Truven and Optum Database

Diels et al (2015)⁶ conducted a retrospective cohort analysis using data from two US claims databases of Commercially Insured patients (Truven and Optum) from January 2013 through September 2014 to compare persistence amongst AHAs, including SGLT2 inhibitors.

Study Design/Methods

• The analysis included all patients who were observed to have a first claim in 2013 for the following AHAs: INVOKANA 100 or 300 mg; DPP-4 inhibitors: sitagliptin (SITA), saxagliptin (SAXA), or linagliptin (LINA); GLP-1 receptor agonists: liraglutide (LIRA), exenatide (EXEN), or exenatide long-acting (EXEN LA).
• The analytical sample included only patients with ≥6 months of retrospective data prior to their first paid claim. The date of this claim was defined as the index date.
• Discontinuation was defined as an observed refill gap of ≥90 days between 2 subsequent prescriptions. Sensitivity analyses for alternative discontinuation definitions using 30- and 60-day refill gaps were conducted.
• A dose change in any drug was not considered as treatment discontinuation.

Patient Characteristics

• The study consisted of 66,206 and 19,536 patients in the Truven and Optum databases, respectively; mean age was 52.6/52.9 years across both data sources (Truven/Optum respectively).

Results

• Among patients in the Truven database, 64.0% and 65.0% of patients with INVOKANA 100 and 300 mg at the index date remained on treatment after 12 months, which were significantly higher compared to DPP-4 inhibitors (30.2% LINA to 51.1% SITA) and GLP-1 agonists (24.3% EXEN to 43.0% LIRA, P<0.0001 for all comparisons).

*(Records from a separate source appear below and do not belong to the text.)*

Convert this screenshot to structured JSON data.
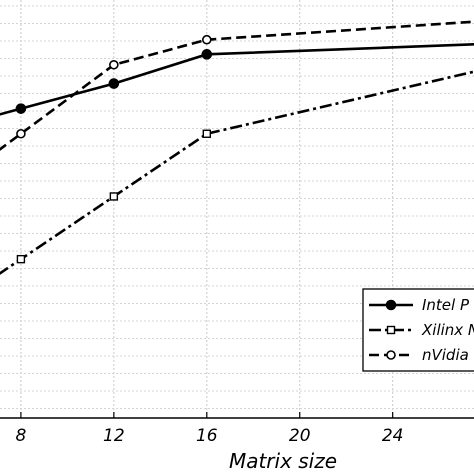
{
  "chart_data": {
    "type": "line",
    "xlabel": "Matrix size",
    "ylabel": "",
    "x": [
      8,
      12,
      16,
      28
    ],
    "xticks": [
      8,
      12,
      16,
      20,
      24
    ],
    "xlim": [
      7.1,
      27.5
    ],
    "ylim": [
      0,
      10
    ],
    "grid": true,
    "legend_position": "bottom-right",
    "series": [
      {
        "name": "Intel P",
        "style": "solid",
        "marker": "filled-circle",
        "values": [
          7.4,
          8.0,
          8.7,
          8.95
        ]
      },
      {
        "name": "Xilinx N",
        "style": "dash-dot",
        "marker": "open-square",
        "values": [
          3.8,
          5.3,
          6.8,
          8.35
        ]
      },
      {
        "name": "nVidia",
        "style": "dashed",
        "marker": "open-circle",
        "values": [
          6.8,
          8.45,
          9.05,
          9.5
        ]
      }
    ]
  }
}
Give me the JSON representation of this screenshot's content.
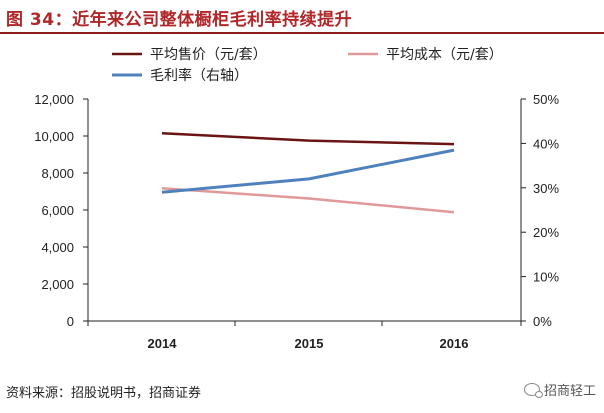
{
  "title": "图 34：近年来公司整体橱柜毛利率持续提升",
  "source": "资料来源：招股说明书，招商证券",
  "watermark": "招商轻工",
  "chart_data": {
    "type": "line",
    "categories": [
      "2014",
      "2015",
      "2016"
    ],
    "series": [
      {
        "name": "平均售价（元/套）",
        "axis": "left",
        "color": "#6b1414",
        "values": [
          10150,
          9750,
          9560
        ]
      },
      {
        "name": "平均成本（元/套）",
        "axis": "left",
        "color": "#e09999",
        "values": [
          7180,
          6620,
          5880
        ]
      },
      {
        "name": "毛利率（右轴）",
        "axis": "right",
        "color": "#4f81bd",
        "values": [
          0.29,
          0.32,
          0.385
        ]
      }
    ],
    "ylim_left": [
      0,
      12000
    ],
    "yticks_left": [
      "0",
      "2,000",
      "4,000",
      "6,000",
      "8,000",
      "10,000",
      "12,000"
    ],
    "ylim_right": [
      0,
      0.5
    ],
    "yticks_right": [
      "0%",
      "10%",
      "20%",
      "30%",
      "40%",
      "50%"
    ],
    "grid": false,
    "legend_position": "top"
  }
}
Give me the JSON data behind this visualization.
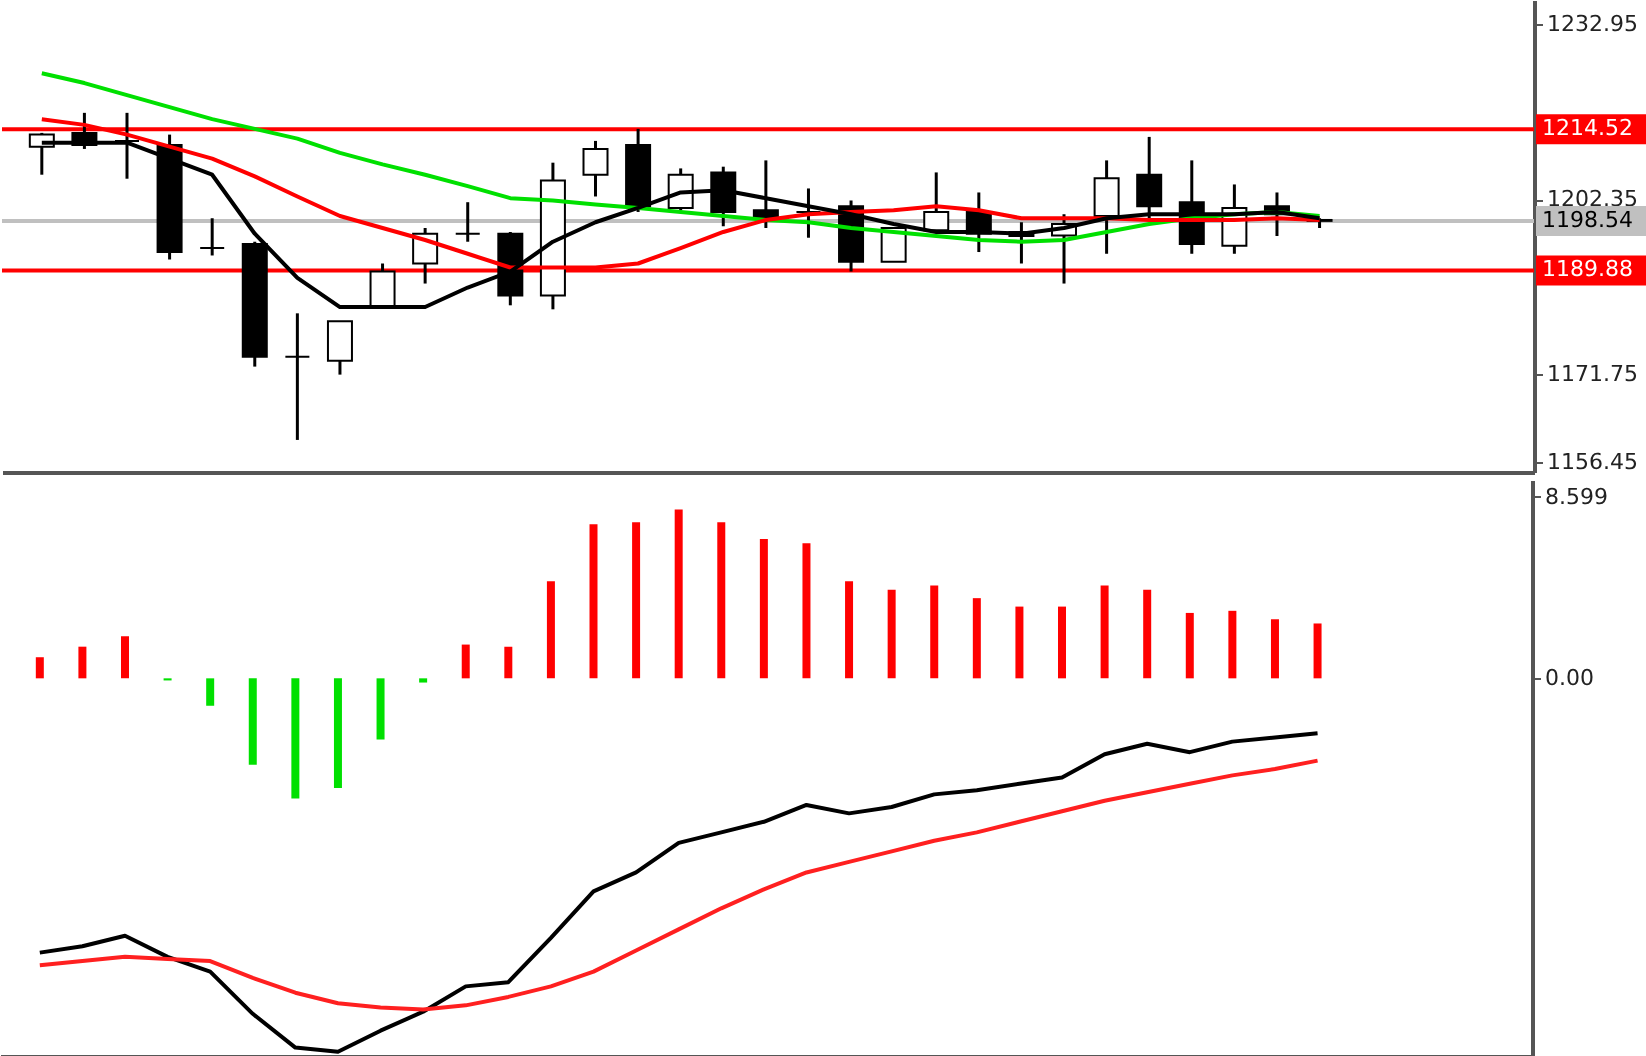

See Figure: Kaplan-Meier Curves Showing Time to Discontinuation for Truven and Optum.
• In a Cox Proportional Hazards Model, adjusted hazard ratios for discontinuation in the Truven and Optum databases for INVOKANA 100 mg (reference) and 300 mg were significantly lower (HR = 0.92 and 0.99, respectively) compared with DPP-4 inhibitors (SITA [HR = 1.28 and 2.70]; SAXA [HR = 2.01 and 2.05]; LINA [HR = 2.08 and 2.38]) and GLP-1 agonists (EXEN [HR = 2.59 and 3.12]; EXEN LA [HR = 1.87 and 2.47]; LIRA [HR = 1.58 and 1.79]).

LITERATURE SEARCH

A literature search of MEDLINE^®, Embase^®, BIOSIS Previews®, and Derwent Drug File (and/or other resources, including internal/external databases) pertaining to this topic was conducted on 25 November 2024.